ECHR Ruling on the “Right to Life”
Earlier this month, the European Court of Human Rights ruled that Finnish authorities violated the European Convention on Human Rights by failing to take sufficient steps to prevent a school shooting. (h/t Larry Helfer) From the Registrar of Court’s summary of the facts:
The perpetrator had been given a gun licence by the local police station a few months before the attack. Further to certain Internet postings, including a comment about a film on the Columbine High School massacre “being the best entertainment ever”, he was interviewed the day before the attack by the Detective Chief Inspector of the police station to determine whether he posed a danger to society. The inspector decided that was not the case and there was no need to take his weapon.

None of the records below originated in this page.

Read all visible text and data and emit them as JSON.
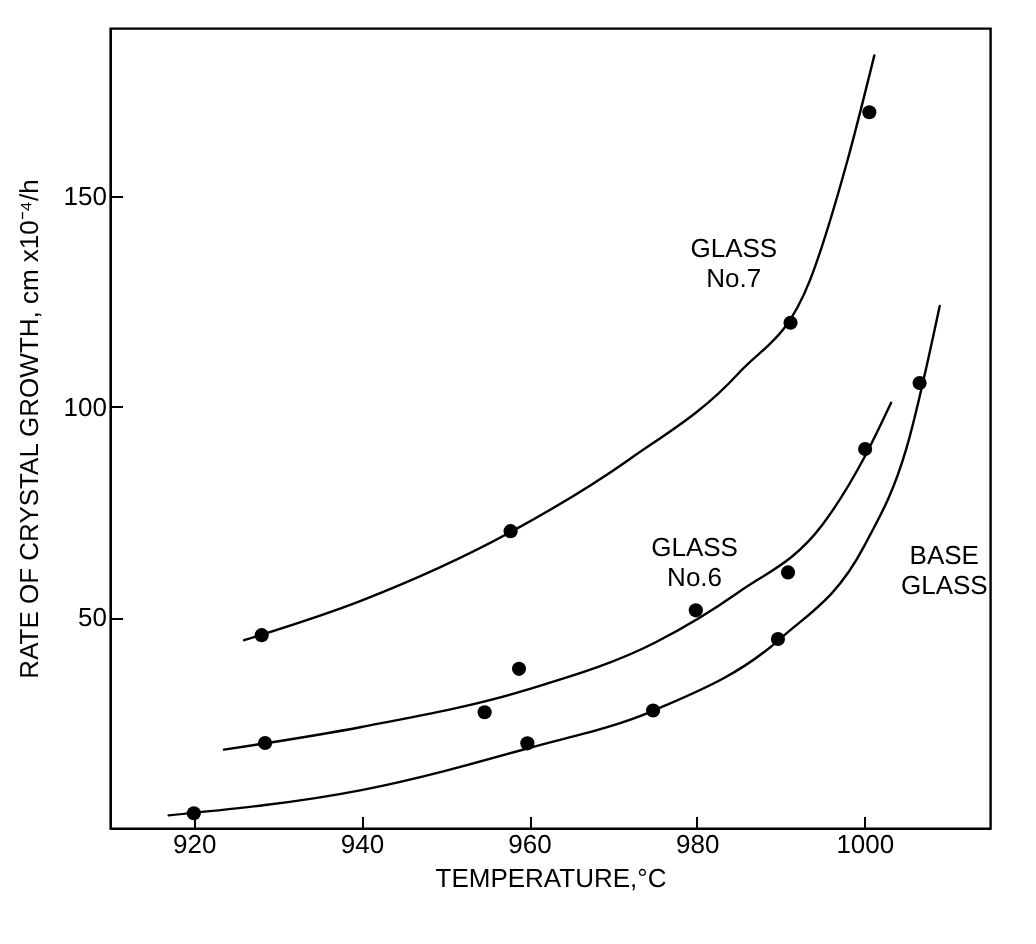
{
  "chart_data": {
    "type": "line",
    "xlabel": "TEMPERATURE,°C",
    "ylabel": "RATE OF CRYSTAL GROWTH, cm x10⁻⁴/h",
    "xlim": [
      910,
      1015
    ],
    "ylim": [
      0,
      190
    ],
    "xticks": [
      920,
      940,
      960,
      980,
      1000
    ],
    "yticks": [
      50,
      100,
      150
    ],
    "grid": false,
    "legend": false,
    "line_style": "solid",
    "series": [
      {
        "name": "GLASS No.7",
        "color": "#000000",
        "x": [
          926,
          940,
          958,
          972,
          985,
          993.5,
          998,
          1001.2
        ],
        "values": [
          44.6,
          54,
          70.5,
          87.6,
          108,
          130,
          158.6,
          183.5
        ]
      },
      {
        "name": "GLASS No.6",
        "color": "#000000",
        "x": [
          923.6,
          940,
          960,
          975,
          985,
          995,
          1000,
          1003.2
        ],
        "values": [
          18.6,
          24,
          33,
          44,
          56,
          72,
          88,
          101
        ]
      },
      {
        "name": "BASE GLASS",
        "color": "#000000",
        "x": [
          917,
          940,
          960,
          975,
          990,
          1000,
          1005,
          1009
        ],
        "values": [
          3,
          9,
          19,
          28,
          45,
          67,
          90,
          124
        ]
      },
      {
        "type": "scatter",
        "marker": "circle",
        "color": "#000000",
        "x": [
          1000.6,
          991.2,
          957.8,
          928.1,
          1000.1,
          990.9,
          979.9,
          958.8,
          954.7,
          928.5,
          1006.6,
          989.7,
          974.8,
          959.8,
          920
        ],
        "values": [
          170,
          120,
          70.5,
          45.8,
          90,
          60.7,
          51.7,
          37.8,
          27.5,
          20.2,
          105.7,
          44.9,
          27.9,
          20.1,
          3.5
        ]
      }
    ]
  }
}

The next day, the young man appeared at his school and opened fire, killing nine students and a teacher before killing himself.
Article 2 of the Convention protects “the right to life,” and was the basis of the claim, which was filed by relatives of the shooting victims. It would be an understatement to say that I am no expert in Convention jurisprudence, but it appears that the Court rejected the claim that Finnish authorities failed in their “duty to protect life,” but agreed (6-1) that they failed in their “duty of diligence in the protection of public safety, taking into account the context of the case, that is, the use of firearms and the inherent high level of risk to life.”
Further from the Registrar’s summary:
The crucial question was whether there were measures which the domestic authorities might reasonably have been expected to take to avoid the risk to life from the potential danger the perpetrator’s actions had given an indication of.
The precautionary measure of seizing the gun had been available to the police. It would not have caused any significant interference with any competing rights under the Convention and would not have involved any particularly difficult or delicate balancing exercise. Indeed, the Court of Appeal had said that the gun could have been seized according to domestic law as a low threshold precautionary measure.
The Court thus found that seizing the weapon was a reasonable measure of precaution given the doubts about the perpetrator’s fitness to possess a dangerous firearm. The authorities had thus not observed the special duty of diligence incumbent on them owing to the particularly high level of risk to life inherent in any misconduct involving firearms.
It should go without saying that such reasoning does not translate directly to the United States, given that the Second Amendment (and potentially also the First) does enumerate “competing rights” that could be implicated by an effort to confiscate the guns of someone who had made threats online. Nor does the US Constitution clearly create a governmental duty to protect the “right to life” against threats from other private citizens—hence Justice Blackman’s impassioned dissent in DeShaney.
But there are counter-currents as well. Scholars like Leila Nadya Sadat and Madaline M. George have recently written about U.S. obligations under international law (not the Convention itself) to engage in due diligence in protecting citizens from gun violence. And within the framework of domestic law and politics, scholars and advocates are increasingly emphasizing the constitutional interests (not “just” policy interests) in favor of gun regulation—whether through the “constitutional case for gun control,” or the right not to be shot, or briefs emphasizing the human toll of gun violence.
The ECHR ruling, in short, interestingly demonstrates—though of course does not resolve—debates that are percolating in the US gun debate.